Derrière ce leader continental, plusieurs pays affichent des performances notables. En effet, la Namibie atteint 15,1 %, suivie de la Libye et du Gabon à 15 %. L’Égypte et le Botswana affichent chacun 14,8 %, tandis que le Sénégal se distingue avec 13,9 %. La Tunisie (13,5 %), l’Algérie (13,2 %), la Zambie et la Côte d’Ivoire (13,1 %) complètent le classement des dix premiers. Cette progression de l’IA générative en Afrique s’explique principalement par la généralisation des smartphones, l’augmentation de la connectivité et l’intérêt croissant des jeunes pour les outils conversationnels tels que ChatGPT, Gemini, Claude ou encore Microsoft Copilot.

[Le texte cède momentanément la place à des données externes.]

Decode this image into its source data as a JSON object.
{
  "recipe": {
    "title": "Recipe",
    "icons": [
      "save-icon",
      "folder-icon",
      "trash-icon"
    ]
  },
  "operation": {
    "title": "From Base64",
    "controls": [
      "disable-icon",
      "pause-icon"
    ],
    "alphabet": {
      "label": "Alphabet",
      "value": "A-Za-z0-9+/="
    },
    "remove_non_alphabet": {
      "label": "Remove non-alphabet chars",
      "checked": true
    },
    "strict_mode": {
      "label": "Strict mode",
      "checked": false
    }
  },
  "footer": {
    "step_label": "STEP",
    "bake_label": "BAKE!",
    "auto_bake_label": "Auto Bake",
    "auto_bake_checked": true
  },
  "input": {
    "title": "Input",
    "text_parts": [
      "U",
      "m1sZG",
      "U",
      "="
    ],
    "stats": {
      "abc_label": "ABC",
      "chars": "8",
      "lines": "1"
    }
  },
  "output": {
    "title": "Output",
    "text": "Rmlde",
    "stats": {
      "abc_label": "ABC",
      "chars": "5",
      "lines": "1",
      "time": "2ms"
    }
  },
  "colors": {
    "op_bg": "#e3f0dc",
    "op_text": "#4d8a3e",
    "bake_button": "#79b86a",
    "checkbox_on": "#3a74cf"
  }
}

À l’échelle internationale, l’IA générative en Afrique s’inscrit dans une tendance globale de croissance, avec un taux moyen d’adoption passé de 15,1 % début 2025 à 17,8 % début 2026. Toutefois, les écarts restent significatifs entre les régions. Selon la même source, les Émirats arabes unis dominent largement le classement mondial avec un taux de 70,1 %, suivis de Singapour avec 63,4 %, de la Norvège avec 48,6 %. L’Irlande suit cette dernière avec 48,4 %, avant la France avec 47,8 %. Ces niveaux élevés sont attribués à la qualité des infrastructures numériques et à des politiques publiques favorables à l’innovation.
Dans les économies avancées, le taux moyen d’utilisation atteint 27,5 %, contre 15,4 % dans les pays du Sud. Cette différence illustre une fracture numérique toujours marquée, malgré la progression de l’IA générative en Afrique et dans d’autres régions émergentes.